Transport in single-molecule transistors: Kondo physics and negative differential resistance

TL;DR

This paper investigates transport phenomena in molecular-scale transistors, highlighting Kondo effects in C60 devices and negative differential resistance in control devices, emphasizing the importance of statistical analysis for device characterization.

Contribution

It presents evidence of Kondo physics and NDR in molecular transistors, and discusses criteria for confirming single-molecule transport and the origins of NDR.

Findings

Kondo signatures observed in C60-based single-molecule transistors

Gate-modulated negative differential resistance detected in control devices

Discussion on statistical methods for device characterization

Abstract

We report two examples of transport phenomena based on sharp features in the effective density of states of molecular-scale transistors: Kondo physics in C$_{60}$-based devices, and gate-modulated negative differential resistance (NDR) in ``control'' devices that we ascribe to adsorbed contamination.
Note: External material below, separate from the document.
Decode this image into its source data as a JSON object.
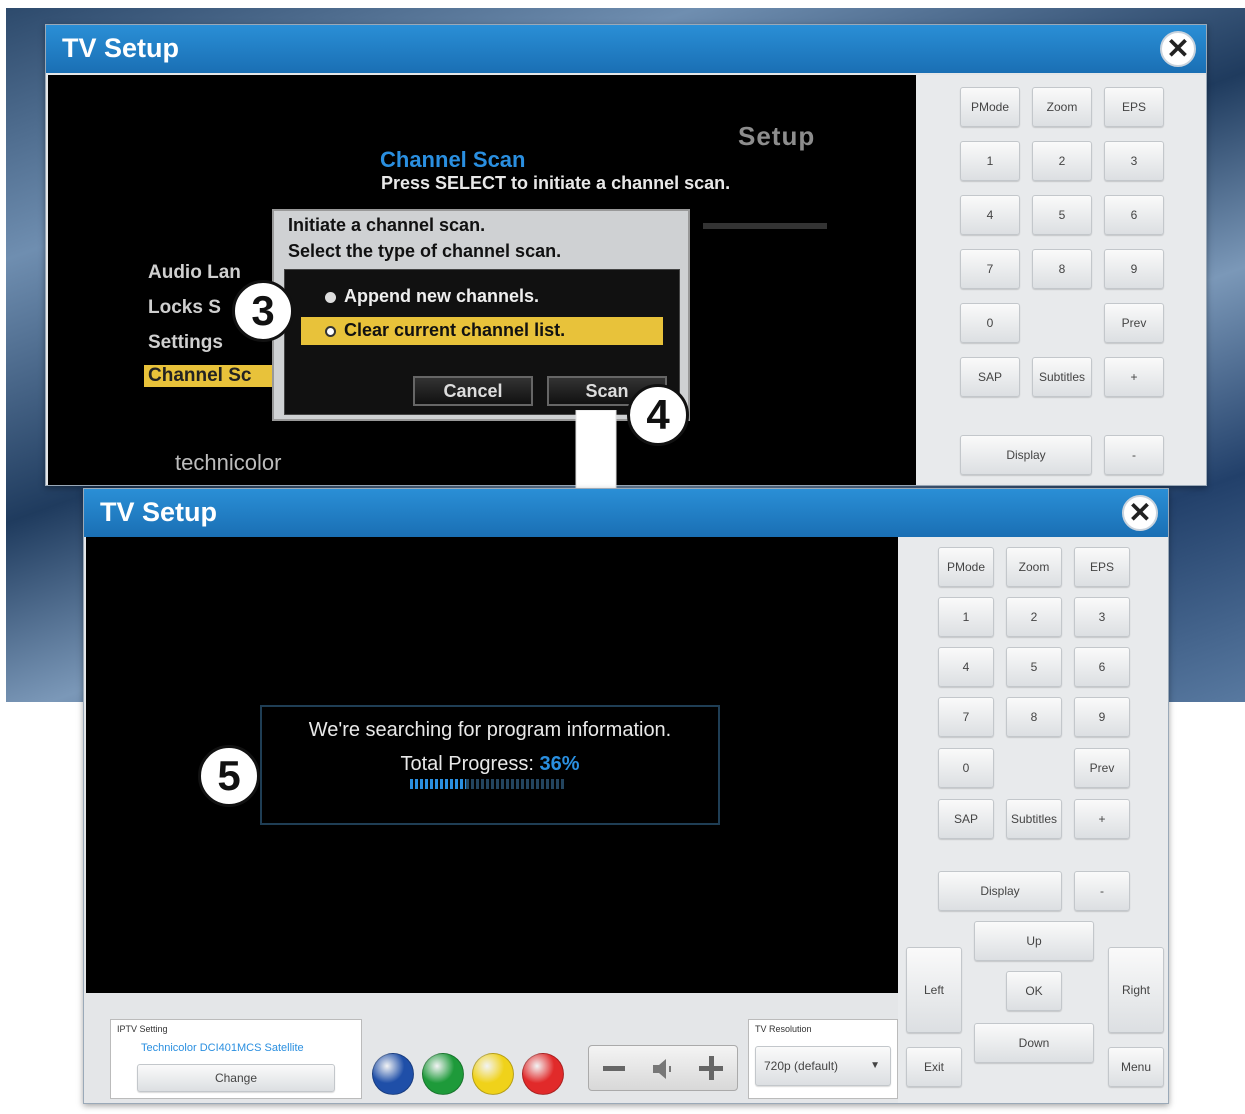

We discuss the need for a statistical approach to device characterization, and the criteria that must be satisfied to infer that transport is based on single molecules. We describe apparent Kondo physics in C$_{60}$-based single-molecule transistors (SMTs), including signatures of molecular vibrations in the Kondo regime. Finally, we report gate-modulated NDR in devices made without intentional molecular components, and discuss possible origins of this property.